24 Sept 2025
Data visualisation isn’t about creating pretty pictures but it’s about making data meaningful. The right choice of visual can reveal patterns, trends, and insights, while the wrong one risks confusion or misinterpretation. By tailoring visualisations to both the dataset and the audience, and designing with inclusivity in mind, we turn numbers into clarity that drives better decisions.
In times driven by data and analytics, especially when it comes to major decision-making, the correct interpretation of the data is important, which can be greatly influenced by how we present it. The best tool, no matter how good it is, is irrelevant if it cannot be used. Similarly, a dataset, no matter how good or detailed it is, loses its value if it cannot be understood by the people who need to use it. Therefore solutions need to be tailored to the dataset in question, as well as to the audience or users who will make use of the solution in their day to day work.
The right visualisation can reveal trends, habits, relationships and outliers which would otherwise remain hidden in data which is not visualised in the right manner. The wrong choice of visualisation can confuse, mislead, misdirect or alienate the very people that need to understand the data. So, think about it. Not only does the wrong choice of visualisation make your dataset incomprehensible but it can actually allow for misinterpretation, something that you would not want!
Let's talk about the audience for a moment because the audience in visualisation matters a lot. Datasets normally have multiple stories to tell, so the role of visualisation is to make those stories as clear as possible to the intended audience, which could range from analytics experts, who might prefer complex plots such as box plots, heatmaps or network graphs to capture complex patterns and nuances, to non-technical stakeholders such as managers, policymakers and consumers who might benefit from simple, fast-to-read, more intuitive visuals such as bar charts or line graphs. Inclusivity is very important because a visualisation tool should not assume that every user has the same level of statistical or technical literacy. For instance, a red and blue heatmap is great for an analytical expert unless he/she is colourblind, in which case the heatmap could be done in greyscale (black & white) so that it can be easily read by people who are colourblind. Clear labelling, accessible colour schemes and interactive features can ensure that people from different backgrounds are able to draw meaning from the same data.

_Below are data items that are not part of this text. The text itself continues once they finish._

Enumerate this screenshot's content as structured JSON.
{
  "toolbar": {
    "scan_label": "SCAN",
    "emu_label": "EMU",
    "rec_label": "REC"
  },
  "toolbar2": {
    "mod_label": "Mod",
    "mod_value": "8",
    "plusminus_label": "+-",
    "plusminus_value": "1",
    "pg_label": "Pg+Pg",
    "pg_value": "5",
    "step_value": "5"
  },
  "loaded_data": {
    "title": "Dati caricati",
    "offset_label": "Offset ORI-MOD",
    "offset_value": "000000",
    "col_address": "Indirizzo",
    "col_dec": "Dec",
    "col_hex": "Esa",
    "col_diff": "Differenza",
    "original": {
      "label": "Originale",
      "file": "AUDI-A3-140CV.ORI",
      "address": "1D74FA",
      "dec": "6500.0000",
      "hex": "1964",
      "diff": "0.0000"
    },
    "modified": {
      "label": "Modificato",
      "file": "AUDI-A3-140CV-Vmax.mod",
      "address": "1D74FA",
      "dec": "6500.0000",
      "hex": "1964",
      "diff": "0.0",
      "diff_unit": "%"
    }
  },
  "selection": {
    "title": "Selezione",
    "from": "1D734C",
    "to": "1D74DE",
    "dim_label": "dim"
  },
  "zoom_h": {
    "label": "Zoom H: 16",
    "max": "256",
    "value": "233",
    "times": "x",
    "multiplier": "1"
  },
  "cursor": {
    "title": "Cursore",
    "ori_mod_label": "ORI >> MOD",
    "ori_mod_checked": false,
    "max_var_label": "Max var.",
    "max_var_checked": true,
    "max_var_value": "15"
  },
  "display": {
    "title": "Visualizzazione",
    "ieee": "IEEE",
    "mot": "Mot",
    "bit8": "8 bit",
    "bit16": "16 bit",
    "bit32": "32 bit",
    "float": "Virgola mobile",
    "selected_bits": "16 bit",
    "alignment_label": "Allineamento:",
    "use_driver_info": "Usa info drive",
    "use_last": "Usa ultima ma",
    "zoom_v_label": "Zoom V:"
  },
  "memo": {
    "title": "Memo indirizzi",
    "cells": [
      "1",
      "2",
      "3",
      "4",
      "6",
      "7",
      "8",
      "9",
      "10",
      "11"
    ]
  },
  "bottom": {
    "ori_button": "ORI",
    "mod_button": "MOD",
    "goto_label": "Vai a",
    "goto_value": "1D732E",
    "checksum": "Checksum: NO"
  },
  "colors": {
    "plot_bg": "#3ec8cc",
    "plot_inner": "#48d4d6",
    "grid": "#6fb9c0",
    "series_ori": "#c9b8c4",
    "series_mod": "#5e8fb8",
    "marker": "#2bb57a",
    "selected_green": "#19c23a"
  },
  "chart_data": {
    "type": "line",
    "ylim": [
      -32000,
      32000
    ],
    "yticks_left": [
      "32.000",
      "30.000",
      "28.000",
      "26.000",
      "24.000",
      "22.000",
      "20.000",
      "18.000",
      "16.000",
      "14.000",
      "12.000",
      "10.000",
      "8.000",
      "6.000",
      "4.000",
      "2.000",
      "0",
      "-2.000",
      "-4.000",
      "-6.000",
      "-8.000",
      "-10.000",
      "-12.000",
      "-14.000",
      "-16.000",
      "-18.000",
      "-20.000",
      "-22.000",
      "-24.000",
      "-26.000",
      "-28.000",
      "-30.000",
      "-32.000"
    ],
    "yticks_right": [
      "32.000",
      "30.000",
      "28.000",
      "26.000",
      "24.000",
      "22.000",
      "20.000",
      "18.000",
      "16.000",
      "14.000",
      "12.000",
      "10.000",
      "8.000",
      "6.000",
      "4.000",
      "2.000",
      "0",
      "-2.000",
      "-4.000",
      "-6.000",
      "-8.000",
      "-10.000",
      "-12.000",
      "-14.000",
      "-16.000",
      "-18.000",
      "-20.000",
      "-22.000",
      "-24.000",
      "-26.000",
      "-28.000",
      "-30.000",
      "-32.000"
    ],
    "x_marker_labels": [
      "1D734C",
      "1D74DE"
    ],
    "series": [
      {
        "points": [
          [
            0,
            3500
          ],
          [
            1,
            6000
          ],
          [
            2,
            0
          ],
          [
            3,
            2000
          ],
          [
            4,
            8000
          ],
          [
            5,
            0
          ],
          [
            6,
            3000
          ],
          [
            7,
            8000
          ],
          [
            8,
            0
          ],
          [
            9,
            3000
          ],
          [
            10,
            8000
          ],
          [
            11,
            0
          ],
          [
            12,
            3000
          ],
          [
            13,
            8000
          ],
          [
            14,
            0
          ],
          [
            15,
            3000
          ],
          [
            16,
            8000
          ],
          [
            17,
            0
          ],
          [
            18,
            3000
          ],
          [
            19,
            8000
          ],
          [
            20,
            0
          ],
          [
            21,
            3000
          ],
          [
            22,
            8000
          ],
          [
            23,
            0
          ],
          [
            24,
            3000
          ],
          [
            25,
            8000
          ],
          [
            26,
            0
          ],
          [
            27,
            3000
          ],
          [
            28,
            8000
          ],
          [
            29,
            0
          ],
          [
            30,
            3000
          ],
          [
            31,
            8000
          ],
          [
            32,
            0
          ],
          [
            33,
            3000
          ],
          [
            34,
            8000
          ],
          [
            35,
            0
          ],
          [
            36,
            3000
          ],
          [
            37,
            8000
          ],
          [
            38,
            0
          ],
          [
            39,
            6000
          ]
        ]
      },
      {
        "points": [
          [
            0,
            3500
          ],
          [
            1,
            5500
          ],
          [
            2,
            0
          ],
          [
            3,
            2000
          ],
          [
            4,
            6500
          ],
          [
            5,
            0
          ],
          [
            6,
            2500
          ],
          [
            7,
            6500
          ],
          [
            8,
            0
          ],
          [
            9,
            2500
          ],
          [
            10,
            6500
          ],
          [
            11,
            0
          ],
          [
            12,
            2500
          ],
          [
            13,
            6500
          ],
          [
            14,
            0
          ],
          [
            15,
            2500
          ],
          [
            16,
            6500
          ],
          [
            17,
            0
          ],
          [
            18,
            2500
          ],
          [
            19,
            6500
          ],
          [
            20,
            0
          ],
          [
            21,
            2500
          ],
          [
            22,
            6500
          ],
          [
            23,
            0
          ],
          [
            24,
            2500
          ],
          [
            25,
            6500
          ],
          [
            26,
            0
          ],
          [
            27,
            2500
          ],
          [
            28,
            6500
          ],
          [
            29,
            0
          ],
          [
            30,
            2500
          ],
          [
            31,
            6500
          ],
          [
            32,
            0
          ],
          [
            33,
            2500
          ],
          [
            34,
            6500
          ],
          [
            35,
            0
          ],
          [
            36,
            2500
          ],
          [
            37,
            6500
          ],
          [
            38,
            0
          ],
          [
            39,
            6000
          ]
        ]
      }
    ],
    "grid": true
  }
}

The dataset type most often will dictate the most suitable visualisation approach. For example, for categorical data such as product types, demographics and survey response the best visualisations are bar charts and column charts because these highlight proportions and comparison between discrete categories. On the other hand, for time series data such as sales figures over months, stock prices and sensor readings the best visualisations are line charts and area charts as these show trends, patterns and seasonality over time. For geospatial data such as customer locations, climate zones and logistic routes, the best visualisations are maps, choropleth maps and bubble maps as these add a spatial dimension making it easy to spot regional variations or clusters. For hierarchical maps, such as company structure and product families the best visualisations are treemaps and sunburst charts as these capture relationships and proportions with layers. For relational data such as social networks, process connections and supply chain the best visualisation are normally network graphs and sankey diagrams as they show interactions, dependencies and flows. Distributions such as customer ages or processing times are best visualised through histograms, box plots and violin plots to show variability, central tendencies and outliers. And for multivariate data such as for instance when comparing product performance across multiple metrics, this is best visualised through scatter plots, bubble charts and parallel coordinate plots since they allow the users to explore relationships between multiple variables at once.
Accessibility should not be an afterthought. If your data tool is going to be accessed by stakeholders of different technical and/or analytical abilities then it is important that this is kept in mind at all stages when designing the tool. The tool should have clarity and jargon is to be avoided where possible. When colour palettes are involved ensure colour accessibility. Interactivity in the design such as the ability to zoom in or to filter as well as highlighting what matters as well as consistency throughout the various layers/stages of the tool are also important.
So, data visualisation is not about placing the numbers neatly and pretty on a graph as a way to decorate a powerpoint presentation during a meeting nor to impress senior management with data overload. It does not work that way. Visualisation is an important choice to make as the plot can make a difference between insight and misunderstanding. By matching the visualisation to your dataset and audience as well as by designing with inclusivity in mind, we create tools that empower people and businesses to make better decisions.